Zionism was supposed to normalize Jewish life, but life in Israel seems increasingly abnormal.
One recently reads of a 70-year-old woman in Jerusalem suffering attacks by Arabs for the past ten months. Elsewhere in Jerusalem, victims of rock attacks describe being abandoned by police.
Knesset member Moshe Feiglin recounts meeting with another elderly woman in Lod “suffering day and night from persecution by local Arabs.” In nearby southern Tel Aviv, citizens live in fear of violence from infiltrators. Vandals desecrate a synagogue in Bat Yam, and police say nothing can be done.
Up in the Galilee, Arabs harass Jews with impunity that drives them out of neighborhoods. Down in Sderot, Mayor David Buskila wrote in April:
“On the last day of the Passover holiday, I slept fitfully, feeling anxious and despondent as my own children prepared to go back to school. Their walk to school was accompanied by rocket alerts and distant explosions, which have long provided the soundtrack of their childhoods.”
And in Yehuda and Shomron, former Yesha Council spokeswoman Emily Amrousi writes of “hundreds of thousands of Israelis who live in fear” when they drive, elaborating:
“We feel it every day. A sharp rise in the number of rock-throwing incidents, a dramatic escalation. That neighbor was hit by a rock, the other neighbor fell into an ambush…You jump to attention at the sight of any shadows, slow down during turns, minimize trips.”
Not for nothing did Ma’ariv journalist Kalman Libeskind write last year after being attacked by Arabs and then targeted by police: “We live in a jungle.”
However, this jungle-like anarchy does not prevail when the government wants to target traditional Jews. Consider the ability with which the government arrests rabbis, disarms Jews, prosecutes Jews for “insulting a public servant,” raids yeshivot, and destroys religious communities.
There’s a reason that Dr. Paul Eidelberg—who made aliya in 1976—wrote a book a few years ago called The Myth of Israeli Democracy. There’s a reason that Ayelet Hashachar Hacohen recently described the government as “an anti-Zionist state which abuses Jews who love the Land of Israel.”

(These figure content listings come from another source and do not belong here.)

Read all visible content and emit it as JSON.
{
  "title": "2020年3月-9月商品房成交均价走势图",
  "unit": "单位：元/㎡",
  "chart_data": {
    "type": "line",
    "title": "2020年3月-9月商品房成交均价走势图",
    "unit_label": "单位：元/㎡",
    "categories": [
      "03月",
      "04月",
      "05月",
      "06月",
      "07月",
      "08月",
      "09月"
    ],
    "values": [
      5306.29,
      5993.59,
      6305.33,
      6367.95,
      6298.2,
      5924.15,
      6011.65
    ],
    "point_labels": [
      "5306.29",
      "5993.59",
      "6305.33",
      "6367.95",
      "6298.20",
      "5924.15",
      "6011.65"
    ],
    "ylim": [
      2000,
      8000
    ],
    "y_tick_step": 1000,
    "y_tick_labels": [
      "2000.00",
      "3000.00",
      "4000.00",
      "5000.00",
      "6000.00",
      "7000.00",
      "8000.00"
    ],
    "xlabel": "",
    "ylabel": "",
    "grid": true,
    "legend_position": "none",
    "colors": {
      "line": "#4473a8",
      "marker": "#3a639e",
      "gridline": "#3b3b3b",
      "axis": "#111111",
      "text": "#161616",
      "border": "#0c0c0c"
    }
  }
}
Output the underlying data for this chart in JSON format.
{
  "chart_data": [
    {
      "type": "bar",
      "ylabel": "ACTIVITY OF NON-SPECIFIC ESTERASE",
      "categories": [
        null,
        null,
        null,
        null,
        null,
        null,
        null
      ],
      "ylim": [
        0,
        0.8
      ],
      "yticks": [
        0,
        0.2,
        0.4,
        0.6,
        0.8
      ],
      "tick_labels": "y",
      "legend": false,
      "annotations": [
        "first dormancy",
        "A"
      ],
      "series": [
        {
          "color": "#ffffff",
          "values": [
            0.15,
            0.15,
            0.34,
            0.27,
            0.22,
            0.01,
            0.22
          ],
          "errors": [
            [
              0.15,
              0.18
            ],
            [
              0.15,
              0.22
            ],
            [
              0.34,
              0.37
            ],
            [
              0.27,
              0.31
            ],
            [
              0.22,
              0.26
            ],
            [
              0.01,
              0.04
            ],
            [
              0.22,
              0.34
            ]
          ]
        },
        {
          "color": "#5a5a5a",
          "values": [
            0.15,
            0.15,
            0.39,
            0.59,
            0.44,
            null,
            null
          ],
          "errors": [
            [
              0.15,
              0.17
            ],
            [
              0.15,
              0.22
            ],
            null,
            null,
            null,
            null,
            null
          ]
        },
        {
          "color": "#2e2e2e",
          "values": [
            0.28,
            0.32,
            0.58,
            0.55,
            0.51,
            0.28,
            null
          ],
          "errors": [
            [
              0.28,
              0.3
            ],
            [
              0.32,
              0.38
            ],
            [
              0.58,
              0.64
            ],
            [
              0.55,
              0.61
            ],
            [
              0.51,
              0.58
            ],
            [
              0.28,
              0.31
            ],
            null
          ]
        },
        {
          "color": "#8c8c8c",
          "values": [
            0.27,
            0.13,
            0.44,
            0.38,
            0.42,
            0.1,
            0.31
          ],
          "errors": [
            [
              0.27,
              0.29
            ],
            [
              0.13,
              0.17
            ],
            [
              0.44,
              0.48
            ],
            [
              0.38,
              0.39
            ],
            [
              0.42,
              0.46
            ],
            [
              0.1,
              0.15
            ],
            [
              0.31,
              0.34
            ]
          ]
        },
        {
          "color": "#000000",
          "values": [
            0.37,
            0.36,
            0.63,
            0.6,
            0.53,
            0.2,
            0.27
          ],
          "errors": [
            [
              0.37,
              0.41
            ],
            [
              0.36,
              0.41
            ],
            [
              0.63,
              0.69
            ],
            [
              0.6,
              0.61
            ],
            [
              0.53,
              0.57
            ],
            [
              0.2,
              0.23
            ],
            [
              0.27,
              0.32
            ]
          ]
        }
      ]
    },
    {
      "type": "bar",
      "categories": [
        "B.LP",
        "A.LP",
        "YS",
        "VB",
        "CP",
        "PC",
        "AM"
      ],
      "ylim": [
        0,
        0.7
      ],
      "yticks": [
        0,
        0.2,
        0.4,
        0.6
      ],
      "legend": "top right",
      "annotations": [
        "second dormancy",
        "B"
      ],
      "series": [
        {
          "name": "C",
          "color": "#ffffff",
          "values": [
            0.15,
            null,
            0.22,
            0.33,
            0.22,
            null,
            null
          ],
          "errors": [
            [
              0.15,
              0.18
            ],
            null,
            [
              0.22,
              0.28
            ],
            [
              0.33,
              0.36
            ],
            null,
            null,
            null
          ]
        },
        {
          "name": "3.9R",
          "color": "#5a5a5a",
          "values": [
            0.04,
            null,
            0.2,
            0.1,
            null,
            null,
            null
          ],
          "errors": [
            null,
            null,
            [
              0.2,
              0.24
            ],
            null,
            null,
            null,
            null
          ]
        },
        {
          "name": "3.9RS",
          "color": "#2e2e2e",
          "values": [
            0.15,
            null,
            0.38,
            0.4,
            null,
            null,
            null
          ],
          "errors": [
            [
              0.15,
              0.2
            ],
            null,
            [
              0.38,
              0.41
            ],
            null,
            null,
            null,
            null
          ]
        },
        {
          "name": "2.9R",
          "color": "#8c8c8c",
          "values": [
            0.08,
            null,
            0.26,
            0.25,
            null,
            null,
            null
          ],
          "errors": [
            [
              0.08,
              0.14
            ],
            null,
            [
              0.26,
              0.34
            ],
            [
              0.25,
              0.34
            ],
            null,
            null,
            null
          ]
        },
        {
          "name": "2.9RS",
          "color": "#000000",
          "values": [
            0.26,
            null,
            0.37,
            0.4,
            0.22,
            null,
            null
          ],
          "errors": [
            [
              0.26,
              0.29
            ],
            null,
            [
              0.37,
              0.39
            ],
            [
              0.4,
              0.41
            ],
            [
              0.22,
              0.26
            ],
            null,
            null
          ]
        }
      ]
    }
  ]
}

Specific to the aforementioned pattern of dereliction on the one side and persecution on the other, life in Israel today all too much resembles what the late political writer Dr. Samuel Francis called anarcho-tyranny. He defined the term as follows in relation to the United States:
“What we have in this country today, then, is both anarchy (the failure of the state to enforce the laws) and, at the same time, tyranny—the enforcement of laws by the state for oppressive purposes; the criminalization of the law-abiding and innocent…”
Applied to Israel, anarcho-tyranny is not some merely “political” matter; it goes to the heart of Zionist values and Judaic duties. As Rabbi Meir Kahane Hy”d noted in 1989 speech regarding the state’s failure to protect citizens, with reference to the Talmud (Sotah 46b): “They have a share in the shedding of the blood of each and every Jew.”
A society where anarcho-tyranny exists is a society without fundamental justice. In the holiest land on earth, this should be all the more alarming because justice is at the core of Judaism. I will conclude with the holy words of Rav Samson Raphael Hirsch zt”l in Horeb:
“The concept of ‘justice’ is for your conduct what the concept of ‘the Unity of God’ is for your mind. As the latter forms the basis of your thoughts, so the former is the basis of all your enjoyments and actions…Justice, therefore, is the sole guiding principle of your life. And though we conceive of your life’s task as justice and love, love itself is nothing but justice.”